@fresco,
Your ongoing attempts to hijack every thread you see and try to turn it into a forum for expounding on your absurd solipsism and long-rejected epistemological positions are rather pathetic, Fresky, and I'm not going to get deep in that crap with you again. That said, I will note the following:
Quote:Operationalization is used to specifically refer to the scientific practice of operationally defining, where even the most basic concepts are defined through the operations by which we measure them. This comes from the philosophy of science book The Logic of Modern Physics (1927), by Percy Williams Bridgman, whose methodological position is called operationalism.
Einstein's disagreement with the operationalist approach was criticized by Bridgman[10] as follows: "Einstein did not carry over into his general relativity theory the lessons and insights he himself has taught us in his special theory."

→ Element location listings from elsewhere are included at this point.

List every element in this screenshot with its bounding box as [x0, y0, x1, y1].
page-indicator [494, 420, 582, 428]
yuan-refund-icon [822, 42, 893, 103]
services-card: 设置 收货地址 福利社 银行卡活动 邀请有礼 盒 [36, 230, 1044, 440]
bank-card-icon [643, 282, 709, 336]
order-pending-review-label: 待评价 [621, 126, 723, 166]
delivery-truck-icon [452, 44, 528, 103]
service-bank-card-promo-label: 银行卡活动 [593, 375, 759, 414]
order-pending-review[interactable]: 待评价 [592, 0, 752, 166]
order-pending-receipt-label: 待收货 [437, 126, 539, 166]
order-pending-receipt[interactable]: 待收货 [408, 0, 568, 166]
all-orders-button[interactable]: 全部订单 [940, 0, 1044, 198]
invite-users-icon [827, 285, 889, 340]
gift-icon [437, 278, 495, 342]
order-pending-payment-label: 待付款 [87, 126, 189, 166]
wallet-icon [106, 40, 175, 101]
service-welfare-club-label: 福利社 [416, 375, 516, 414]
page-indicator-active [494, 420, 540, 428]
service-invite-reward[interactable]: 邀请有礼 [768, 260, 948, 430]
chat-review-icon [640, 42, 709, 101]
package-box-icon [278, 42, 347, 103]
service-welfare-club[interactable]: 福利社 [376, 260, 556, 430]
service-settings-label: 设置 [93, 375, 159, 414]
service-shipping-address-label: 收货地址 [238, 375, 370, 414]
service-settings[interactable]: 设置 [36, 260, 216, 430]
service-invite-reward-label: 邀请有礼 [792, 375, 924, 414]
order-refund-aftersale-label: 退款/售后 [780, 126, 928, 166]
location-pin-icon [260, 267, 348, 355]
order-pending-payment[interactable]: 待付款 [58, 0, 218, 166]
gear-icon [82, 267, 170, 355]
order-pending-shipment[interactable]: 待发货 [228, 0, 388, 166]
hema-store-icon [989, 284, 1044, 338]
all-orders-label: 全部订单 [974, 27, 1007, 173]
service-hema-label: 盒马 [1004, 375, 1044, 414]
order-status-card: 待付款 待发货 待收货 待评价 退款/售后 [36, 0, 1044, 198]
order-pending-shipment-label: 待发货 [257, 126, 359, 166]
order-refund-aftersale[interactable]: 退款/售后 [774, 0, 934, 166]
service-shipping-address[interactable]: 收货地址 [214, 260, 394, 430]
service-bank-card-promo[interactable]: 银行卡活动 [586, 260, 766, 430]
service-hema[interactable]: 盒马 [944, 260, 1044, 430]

Unfortunately for poor Percy Bridgman, his operationalism went down in flames with the positivism which adopted it. Like Ayer, he had to recant, saying:
Quote:In short, I feel that I have created a Frankenstein, which has certainly got away from me. I abhor the word operationalism or operationism, which seems to imply a dogma, or at least a thesis of some kind. The thing I have envisaged is too simple to be dignified by so pretentious a name.
All said and done:
Quote:When subjected to the scrutiny of professional philosophers, however, Bridgman's ideas were soon exposed as unsystematic and undeveloped, as he freely admitted himself. Moreover, it became evident that his ideas did not help logical positivists solve the key problems that they were struggling with. After the initial fascination, the standard positivist (and post-positivist) reaction to operationalism was disappointment, and operationalism was often seen as a failed philosophy that did not live up to its promises.
http://plato.stanford.edu/entries/operationalism/#CriOpe
You're 60 years behind the times, Fresky, and yet claim to be some expert on epistemology.
You aint. You're just another blowhard, I'm afraid.